这时,身旁的秦毅突然红了脸,重瞳里的光晕都变得有些紊乱:
“它们……好像是……母的。”
姜凡一愣,也忍不住凑近了些,借着土层的缝隙仔细打量——血茧内的轮廓曲线柔和,确实带着女性的特征。
叶无道却猛地别过脸,耳根红得像要滴血:
“君子不窥隐私,还是尽快采集吧。
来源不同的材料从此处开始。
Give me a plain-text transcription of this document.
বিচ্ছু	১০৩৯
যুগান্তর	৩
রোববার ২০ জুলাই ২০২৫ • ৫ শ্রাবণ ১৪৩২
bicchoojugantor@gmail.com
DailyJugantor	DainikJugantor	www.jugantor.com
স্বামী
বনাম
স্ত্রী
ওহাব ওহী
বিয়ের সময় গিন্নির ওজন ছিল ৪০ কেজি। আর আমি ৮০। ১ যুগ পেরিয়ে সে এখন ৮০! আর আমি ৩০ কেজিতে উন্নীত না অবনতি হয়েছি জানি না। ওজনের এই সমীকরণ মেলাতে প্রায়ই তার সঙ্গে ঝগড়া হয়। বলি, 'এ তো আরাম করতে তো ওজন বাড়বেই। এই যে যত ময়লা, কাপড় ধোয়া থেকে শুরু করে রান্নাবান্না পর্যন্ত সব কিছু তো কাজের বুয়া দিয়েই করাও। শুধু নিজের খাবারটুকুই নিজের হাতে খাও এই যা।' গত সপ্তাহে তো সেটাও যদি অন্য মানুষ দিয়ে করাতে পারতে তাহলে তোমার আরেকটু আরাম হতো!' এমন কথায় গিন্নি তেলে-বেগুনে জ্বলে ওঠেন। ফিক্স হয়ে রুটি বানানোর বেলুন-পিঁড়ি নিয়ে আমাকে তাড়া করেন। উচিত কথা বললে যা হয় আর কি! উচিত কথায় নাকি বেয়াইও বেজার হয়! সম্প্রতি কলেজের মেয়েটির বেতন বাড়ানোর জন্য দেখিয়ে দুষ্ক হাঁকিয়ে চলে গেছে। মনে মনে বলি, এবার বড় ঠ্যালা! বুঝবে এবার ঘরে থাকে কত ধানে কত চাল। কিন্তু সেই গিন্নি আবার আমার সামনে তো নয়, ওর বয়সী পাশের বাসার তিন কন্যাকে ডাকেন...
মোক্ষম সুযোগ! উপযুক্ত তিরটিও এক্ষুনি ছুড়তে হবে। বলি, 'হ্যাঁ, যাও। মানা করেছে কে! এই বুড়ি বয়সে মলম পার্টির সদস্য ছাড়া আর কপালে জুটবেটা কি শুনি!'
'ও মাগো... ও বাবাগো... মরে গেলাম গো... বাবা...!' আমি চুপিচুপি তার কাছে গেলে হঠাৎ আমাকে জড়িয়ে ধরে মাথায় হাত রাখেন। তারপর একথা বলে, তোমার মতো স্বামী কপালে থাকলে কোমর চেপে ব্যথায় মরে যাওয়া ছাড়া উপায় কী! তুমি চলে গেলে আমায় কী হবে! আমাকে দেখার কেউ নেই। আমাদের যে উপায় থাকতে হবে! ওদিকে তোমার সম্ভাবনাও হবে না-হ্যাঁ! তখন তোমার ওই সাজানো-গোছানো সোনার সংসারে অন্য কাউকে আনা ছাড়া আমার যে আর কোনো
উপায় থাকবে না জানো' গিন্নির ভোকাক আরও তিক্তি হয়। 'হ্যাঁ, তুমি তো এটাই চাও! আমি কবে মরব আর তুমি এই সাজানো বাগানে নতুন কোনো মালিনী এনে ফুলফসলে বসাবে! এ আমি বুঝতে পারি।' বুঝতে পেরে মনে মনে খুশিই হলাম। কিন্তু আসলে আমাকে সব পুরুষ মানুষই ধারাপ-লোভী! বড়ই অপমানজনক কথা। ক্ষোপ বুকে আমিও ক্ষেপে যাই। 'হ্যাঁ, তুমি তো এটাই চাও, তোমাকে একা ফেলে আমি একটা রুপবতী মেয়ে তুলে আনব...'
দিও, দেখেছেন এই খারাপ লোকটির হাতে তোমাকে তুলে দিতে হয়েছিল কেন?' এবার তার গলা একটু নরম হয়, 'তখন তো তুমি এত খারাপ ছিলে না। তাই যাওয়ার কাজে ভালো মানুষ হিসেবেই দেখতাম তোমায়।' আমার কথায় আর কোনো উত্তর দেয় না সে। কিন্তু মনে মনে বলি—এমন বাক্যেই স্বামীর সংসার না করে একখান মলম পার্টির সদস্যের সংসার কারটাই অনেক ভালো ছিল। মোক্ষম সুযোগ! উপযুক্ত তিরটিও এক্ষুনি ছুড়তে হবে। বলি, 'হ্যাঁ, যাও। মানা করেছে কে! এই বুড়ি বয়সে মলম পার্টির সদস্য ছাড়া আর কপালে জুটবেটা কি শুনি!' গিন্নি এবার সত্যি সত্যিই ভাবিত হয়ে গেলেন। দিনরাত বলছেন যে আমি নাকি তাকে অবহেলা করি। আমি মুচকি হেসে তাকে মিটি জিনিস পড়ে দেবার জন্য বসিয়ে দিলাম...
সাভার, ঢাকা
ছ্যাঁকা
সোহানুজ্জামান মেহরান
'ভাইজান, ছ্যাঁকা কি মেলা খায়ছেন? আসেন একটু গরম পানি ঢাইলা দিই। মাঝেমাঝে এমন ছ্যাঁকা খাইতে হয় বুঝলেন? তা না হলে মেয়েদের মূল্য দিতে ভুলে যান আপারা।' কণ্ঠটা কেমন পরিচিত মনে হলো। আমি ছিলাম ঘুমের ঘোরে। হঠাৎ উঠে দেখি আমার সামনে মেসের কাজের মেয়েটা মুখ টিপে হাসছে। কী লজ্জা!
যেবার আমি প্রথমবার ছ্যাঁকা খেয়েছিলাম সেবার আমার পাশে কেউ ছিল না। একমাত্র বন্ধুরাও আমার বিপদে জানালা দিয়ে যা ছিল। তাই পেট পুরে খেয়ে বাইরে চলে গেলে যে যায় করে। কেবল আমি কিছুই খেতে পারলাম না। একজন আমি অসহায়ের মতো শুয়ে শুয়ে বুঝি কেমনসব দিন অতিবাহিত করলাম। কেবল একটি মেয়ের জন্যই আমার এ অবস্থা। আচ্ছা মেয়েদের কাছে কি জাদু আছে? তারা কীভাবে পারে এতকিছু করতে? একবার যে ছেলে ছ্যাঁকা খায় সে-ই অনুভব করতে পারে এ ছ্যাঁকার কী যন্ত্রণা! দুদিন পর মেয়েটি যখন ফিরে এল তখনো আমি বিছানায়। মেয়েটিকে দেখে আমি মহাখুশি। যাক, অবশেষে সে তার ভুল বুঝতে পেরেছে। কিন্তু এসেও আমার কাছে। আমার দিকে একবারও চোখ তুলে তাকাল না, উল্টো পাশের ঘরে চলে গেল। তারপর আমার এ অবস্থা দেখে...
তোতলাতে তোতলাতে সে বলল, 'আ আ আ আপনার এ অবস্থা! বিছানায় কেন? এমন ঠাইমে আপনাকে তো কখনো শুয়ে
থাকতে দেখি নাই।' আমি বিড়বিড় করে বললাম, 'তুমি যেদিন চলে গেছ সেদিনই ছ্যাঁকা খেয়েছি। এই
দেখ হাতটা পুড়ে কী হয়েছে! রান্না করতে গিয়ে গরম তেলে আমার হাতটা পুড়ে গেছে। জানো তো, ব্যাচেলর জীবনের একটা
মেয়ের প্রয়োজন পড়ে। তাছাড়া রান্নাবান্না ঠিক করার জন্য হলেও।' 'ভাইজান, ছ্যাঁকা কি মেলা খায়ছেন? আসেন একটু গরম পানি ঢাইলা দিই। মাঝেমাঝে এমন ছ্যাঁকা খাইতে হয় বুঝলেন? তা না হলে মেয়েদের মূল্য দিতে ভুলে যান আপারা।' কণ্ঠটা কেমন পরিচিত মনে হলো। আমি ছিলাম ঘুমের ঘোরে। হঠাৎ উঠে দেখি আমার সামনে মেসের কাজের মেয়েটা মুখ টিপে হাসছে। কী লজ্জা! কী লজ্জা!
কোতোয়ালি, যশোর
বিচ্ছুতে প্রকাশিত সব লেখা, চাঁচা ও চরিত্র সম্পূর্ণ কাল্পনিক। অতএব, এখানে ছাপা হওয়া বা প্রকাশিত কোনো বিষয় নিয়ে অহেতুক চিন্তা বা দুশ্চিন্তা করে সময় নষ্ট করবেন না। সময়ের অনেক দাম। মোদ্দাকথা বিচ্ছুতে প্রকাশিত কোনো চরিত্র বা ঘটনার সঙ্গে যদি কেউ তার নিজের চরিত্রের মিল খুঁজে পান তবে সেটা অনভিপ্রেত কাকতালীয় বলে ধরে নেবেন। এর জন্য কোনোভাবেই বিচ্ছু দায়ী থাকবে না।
”
姜凡与秦毅对视一眼,都从对方眼里看到了无奈——不愧是君子剑,这时候还讲究这个。
但两人也没再多说,秦毅取出特制的玉瓶,叶无道则拔出了君子剑。
剑身在黑暗中亮起一道温润的白光,这柄被炼金术强化过的“最强之矛”,此刻却要干最糙的活。
血茧看似轻薄,实则坚硬无比。
兽王的躯体所化的茧皮比玄铁更坚韧,叶无道用上三成灵力,君子剑才勉强刺入半寸,费力地割下一小块拇指大小的茧皮。
他满头大汗地看着玉瓶里那点血肉,眉头紧锁:
“还继续吗?这速度……”
“开什么玩笑,”姜凡压低声音,“这点连塞牙缝都不够,白来一趟?”
叶无道咬了咬牙,再次举起君子剑。
堂堂君子剑,此刻竟像把菜刀般在血茧上切割,剑穗上的明珠随着他的动作轻轻晃动,显得格外滑稽。
地上的兽群厮杀正酣,吼叫声震得地面都在发颤;地下的三人却在专心“偷肉”,连呼吸都变得小心翼翼。
叶无道越割越起劲,或许是太过专注,他竟没发现自己的剑尖始终落在同一个位置——
那里的茧皮本就被割得最薄,在他一次蓄力猛刺时,“噗嗤”一声轻响,君子剑竟直接捅穿了血茧!
刹那间,温热的红色液体从破口处喷涌而出,带着浓郁的生命精气,在地下通道里弥漫开来。
血茧以肉眼可见的速度干瘪下去,茧内的人形轮廓也随之变得模糊。
“糟了!”姜凡瞳孔骤缩,双手飞快结印,“电光石火!”
灼热的电流瞬间包裹住破口,高温将流出的液体烤成焦黑的固态,勉强堵住了缺口。
但三人同时僵住了——破口处,竟滚出一个赤裸的少女躯体,肌肤雪白,长发如瀑,正是血茧内的化形兽王,只是双目紧闭,尚未完全苏醒。
三人彻底懵了,通道里只剩下彼此急促的呼吸声。
“愣着干什么?跑啊!”姜凡率先反应过来,拽起秦毅就往通道深处钻。
叶无道也顾不上君子风度了,三人连滚带爬地逃向远处,甚至忘了带走那个还在昏睡的少女,只留下她躺在地下通道的泥土里。
不知过了多久,少女紧闭的双眼缓缓睁开一条缝隙,那双眼睛里没有丝毫懵懂,只有冰冷刺骨的杀意,死死锁定着姜凡三人逃离的方向。
她吃力地撑起身体,伸手撕开尚未完全修复的血茧,重新蜷缩进去,声音嘶哑如裂帛:
“三个人类……我记住你们的气息了。”
血色巨茧上的破口缓缓愈合,但茧身的光泽明显黯淡了许多。
能量流失太多,她的苏醒将推迟数年,甚至可能永远停留在半化形状态——这场蜕变,已注定留下无法弥补的缺憾。